Term Project

Why a Project?

This course covers a very large discipline, and - perhaps more so than many other areas of computer science - the discipline of computer security runs through many other areas. Because the class has a very limited amount of time, we will only touch the surface of many topics. The project is to give you an opportunity to explore one of these topics, or some other area or application of computer security that interests you, in some depth.

The Ground Rules

You may select a project from the list below (in most cases, you will need to refine or limit the suggestions). You may also think of a project on your own. The project can be a detailed research report or survey, or a programming project. In any case, check with me before beginning to be sure it is a reasonable project and no-one else has chosen it. Please select something that interests you!

You may work individually, or in groups of up to 4 people (if you want to have more than 4, please come see me). Of course, the larger the group, the more we will expect from it!

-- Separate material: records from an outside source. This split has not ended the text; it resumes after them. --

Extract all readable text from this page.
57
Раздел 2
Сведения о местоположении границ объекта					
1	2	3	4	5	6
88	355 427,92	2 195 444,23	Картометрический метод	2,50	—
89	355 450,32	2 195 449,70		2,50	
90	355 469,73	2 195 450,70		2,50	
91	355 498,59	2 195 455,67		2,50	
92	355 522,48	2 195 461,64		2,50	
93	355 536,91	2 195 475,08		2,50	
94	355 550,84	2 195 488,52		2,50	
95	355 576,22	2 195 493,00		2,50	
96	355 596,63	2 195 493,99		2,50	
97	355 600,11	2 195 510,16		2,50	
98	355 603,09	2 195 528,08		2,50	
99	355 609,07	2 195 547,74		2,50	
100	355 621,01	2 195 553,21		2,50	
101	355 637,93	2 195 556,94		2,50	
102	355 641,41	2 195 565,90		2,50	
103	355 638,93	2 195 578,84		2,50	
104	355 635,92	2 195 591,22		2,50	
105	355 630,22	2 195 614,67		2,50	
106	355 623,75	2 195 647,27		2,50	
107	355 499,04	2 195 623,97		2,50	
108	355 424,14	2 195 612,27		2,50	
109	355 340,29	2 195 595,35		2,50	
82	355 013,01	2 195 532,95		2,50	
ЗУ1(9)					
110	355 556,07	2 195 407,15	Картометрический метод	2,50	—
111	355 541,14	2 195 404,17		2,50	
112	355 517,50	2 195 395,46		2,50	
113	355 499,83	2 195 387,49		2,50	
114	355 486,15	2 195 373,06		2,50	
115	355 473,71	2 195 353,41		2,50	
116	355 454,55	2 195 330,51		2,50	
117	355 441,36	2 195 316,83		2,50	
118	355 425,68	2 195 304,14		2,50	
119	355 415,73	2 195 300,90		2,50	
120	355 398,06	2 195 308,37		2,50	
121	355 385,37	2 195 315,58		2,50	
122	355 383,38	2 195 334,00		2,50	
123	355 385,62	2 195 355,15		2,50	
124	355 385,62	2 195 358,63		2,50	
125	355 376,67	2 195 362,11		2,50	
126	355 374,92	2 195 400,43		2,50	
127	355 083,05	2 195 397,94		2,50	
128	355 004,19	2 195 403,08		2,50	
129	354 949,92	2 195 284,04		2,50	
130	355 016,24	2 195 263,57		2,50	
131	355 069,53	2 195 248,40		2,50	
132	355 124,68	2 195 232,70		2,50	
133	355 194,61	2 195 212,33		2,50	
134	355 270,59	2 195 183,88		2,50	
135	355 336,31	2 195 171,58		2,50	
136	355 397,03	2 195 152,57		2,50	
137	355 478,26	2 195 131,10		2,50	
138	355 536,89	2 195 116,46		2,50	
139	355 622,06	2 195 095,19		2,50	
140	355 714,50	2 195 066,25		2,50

Some Suggestions for Project and Report Topics

• Malicious logic and biology: how computer worms, viruses, etc. compare to their biological counterparts
• Security requirements in an academic environment (or another environment; medical environments are a hot topic right now)
• Automating policy checking (to ensure your computer/site meets a given policy) and/or definition
• Authenticating users and systems (especially over untrusted networks)
• Factoring a number
• Design and implement a firewall with specific properties and features
• Electronic voting machines and computer security
• Modifying access control mechanisms to the UNIX system (for example, adding rings or capabilities)
• Rights and amplification of rights in a capability-based system
• Secure electronic mail: proposed standards
• Design a program (or set of programs) to break a cipher; for example, a cryptographers' toolkit (you will have to narrow this down a great deal)
• Analyzing and/or testing programs for vulnerabilities (pick a couple as examples)
• Intrusion detection and incident response (incident response is a new, and very hot, area right now)
• Write a large (useful) program using the techniques we discussed in class, and argue convincingly why it is "secure" (mail server, WWW server, etc.; these may have limited functionality)
• Analyzing a system's or site's security. (We are making arrangements to have access to an "intrusion tolerant" system, and the designers would love to see if anyone can defeat or evade the mechanisms. Ask for details!)
• Security features of IP version 6 (or ATM, or SSL, or another protocol): how good are they?
• Comparing Windows NT security tools and UNIX security tools (with respect to functionality, trustworthiness, ease of use, etc.)
• Developing a security tool (you can pick what you want to write, but please check with me first!)
• Attacking systems; how, who, why, and so forth

What Is Due

Please submit the following on the dates indicated:

1. Project selection: due date: January 22, 2003; weight: 10% of project score
   Pick your team member(s), if anyone other than you. Submit a web page with your team members, a one-line title of your project, and a short description. If you're doing a paper, state the theme and why you chose it. If you're doing a programming project, state the problem you want to solve and the requirements for a solution. A template for the web page will be available on January 15 on MyUCDavis.
2. Project design: due date: February 5, 2003; weight: 30% of project score
   Submit a detailed plan for your project (and any team member changes) to the web page you already submitted. If you're doing a paper, you need to send a detailed outline, plus enough background and references to convince me you can turn this into a good, solid term paper. If you're doing a programming project, you need to have a set of specifications and a design document, and show that your program will solve the problem you are tackling. Again, a template for the web page will be available on January 29 on MyUCDavis.
3. Project: due date: March 14, 2003; weight:60% of project score
   Submit your completed project. You need not submit a web page for this.

In all cases, submit the project to MyUCDavis as described in All About Homework. If a team has multiple members, only one need submit the material, but the names of all team members must be on the submission.